Così come nella vita ci sono periodi in cui ci si ferma a pensare, anche le soste fanno parte del viaggio, ed è possibile scegliere il posto giusto per farlo: ci sono locali che mantengono il loro fascino inalterato, in cui è ancora possibile mangiare un hamburger ascoltando la musica nostalgica e intramontabile di Bob Dylan o le note del rock texano e incalzante dei barbuti ZZ Top. Questa strada ha ispirato artisti di ogni genere; i musicisti non potevano rimanere insensibili al suo fascino, pensando ad essa hanno scritto gli evergreen che oggi tutti cantano a squarciagola nella radio della macchina noleggiata per viaggiare da quelle parti. Musica e cibo in viaggio sono elementi di fortissima ispirazione e mescolati insieme sono in grado di moltiplicare le emozioni, si mescolano con la nostra anima, con la nostra cultura e fanno poi parte di noi. Nessuno mai potrà dimenticare il sapore della senape sulle patatine mangiate in auto guidando e ascoltando Elvis o i Rolling Stones nel deserto del New Mexico. Una emozione forte non si dimentica, più emozioni forti vissute contemporaneamente rimangono profonde ed evidenti come una cicatrice della quale andare fieri, come un enorme tatuaggio da esibire in strada.
Oggi percorrere quello che resta della vecchia Route 66 è ancora un’impresa: la strada non è tracciata, occorre avere una buona mappa e seguire (dove ci sono) le indicazioni per la “Historic Route 66”, sono delle stradine secondarie desolate e piene di fascino, a volte si interrompono nel nulla e occorre tornare indietro perchè non si innestano con nessuna altra strada. Occorre armarsi di pazienza e di un certo spirito di avventura per “sentire” la strada; il bello è proprio scoprirla miglio dopo miglio, accorgersi di scorci mozzafiato o di noiosissimi passaggi nel vuoto assoluto del grande continente americano. Questo è il viaggio dei viaggi, quello che si fa per esserci, per sentire di far parte di qualcosa, di un luogo, di una storia che non finirà mai. La Route 66 è l’essenza stessa del viaggio, è il viaggio fatto per viaggiare, per scoprire se stessi sulla strada della vita.

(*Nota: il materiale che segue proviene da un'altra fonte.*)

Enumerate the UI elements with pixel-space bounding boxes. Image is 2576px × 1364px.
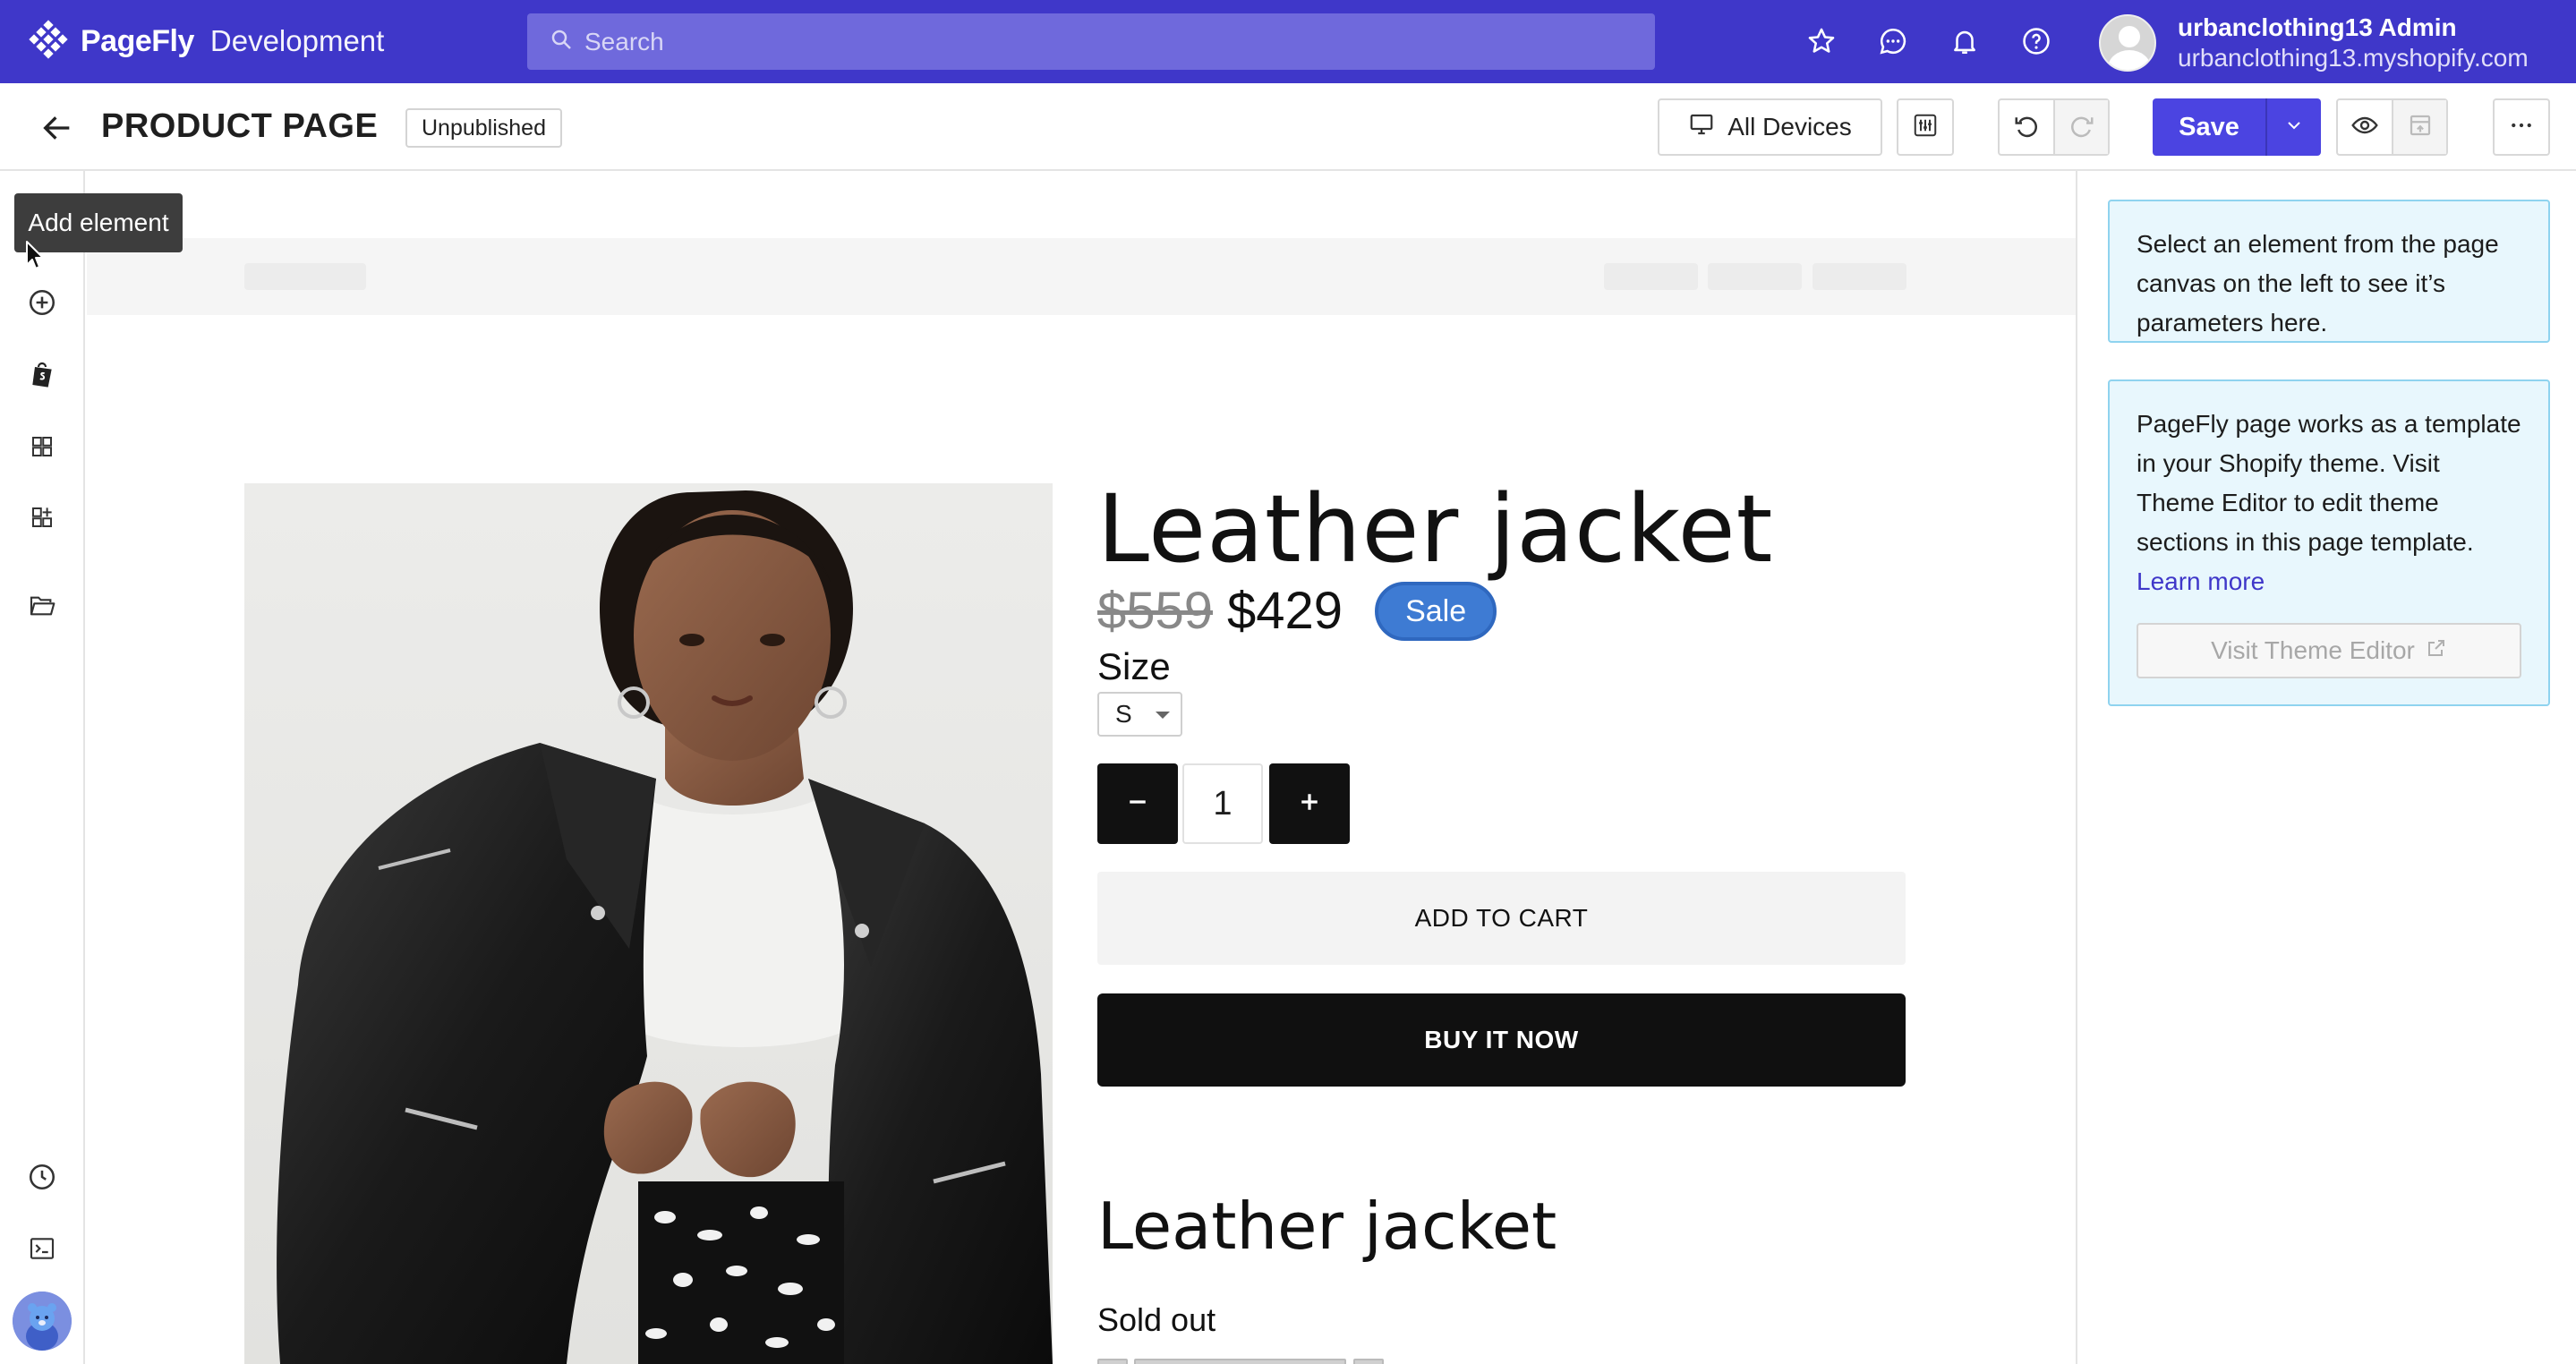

Si impiegano circa 2 settimane a percorrere tutta la strada che separa il lago Michigan dall’Oceano Pacifico. Per fermarsi a vedere qualcosa come per un selfie vicino ad un motel storico, si impiega del tempo che va aggiunto ai tempi di guida e questo va sommato ai tempi di un riposino o di una visita ad una delle “Ghost Town”, le tante cittadine rimaste abbandonate intorno ad un distributore di carburanti in disuso. Camminando in questi luoghi si sente un silenzio che va oltre il non sentire rumori, questo è qualcosa di più profondo, quasi il rispetto che si deve ai luoghi sacri o ai cimiteri. La sensazione che spesso si prova è quella di una grande anima che aleggia ancora in quei posti che prima erano così pieni di vita, di gente, di lavoro.

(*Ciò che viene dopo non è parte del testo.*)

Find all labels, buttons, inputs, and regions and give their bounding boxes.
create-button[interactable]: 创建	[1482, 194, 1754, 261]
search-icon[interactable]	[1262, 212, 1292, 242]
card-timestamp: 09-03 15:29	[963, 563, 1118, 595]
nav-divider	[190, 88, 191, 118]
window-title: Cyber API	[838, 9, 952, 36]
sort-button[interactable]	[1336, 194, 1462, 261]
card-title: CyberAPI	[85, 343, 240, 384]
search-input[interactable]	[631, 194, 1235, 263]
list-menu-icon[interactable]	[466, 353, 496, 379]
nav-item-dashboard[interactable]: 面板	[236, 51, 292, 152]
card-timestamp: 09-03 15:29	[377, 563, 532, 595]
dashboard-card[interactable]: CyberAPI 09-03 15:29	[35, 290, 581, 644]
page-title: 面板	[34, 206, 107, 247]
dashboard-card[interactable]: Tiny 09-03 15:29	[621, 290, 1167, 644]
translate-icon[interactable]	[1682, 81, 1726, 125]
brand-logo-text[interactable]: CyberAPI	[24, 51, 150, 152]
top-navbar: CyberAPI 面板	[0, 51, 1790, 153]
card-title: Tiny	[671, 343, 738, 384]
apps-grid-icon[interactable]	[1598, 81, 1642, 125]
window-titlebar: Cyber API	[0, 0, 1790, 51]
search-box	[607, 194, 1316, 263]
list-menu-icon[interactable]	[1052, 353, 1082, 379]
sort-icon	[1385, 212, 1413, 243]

Questo viaggio deve essere preparato non sul web e sulle migliaia di libri che ne parlano dal punto di vista turistico, questo è un viaggio dell’anima, occorre prepararsi spiritualmente ad una esperienza che sarà forte e travolgente, nulla sarà più come prima. Partire per la Route 66 significa documentarsi su chi l’ha percorsa prima di noi, ascoltare musica, guardare foto e film, leggere romanzi. Significa guidare con il finestrino abbassato, senza l’aria condizionata, solo così la strada potrà essere un’esperienza di vita e non “solo” un grande viaggio.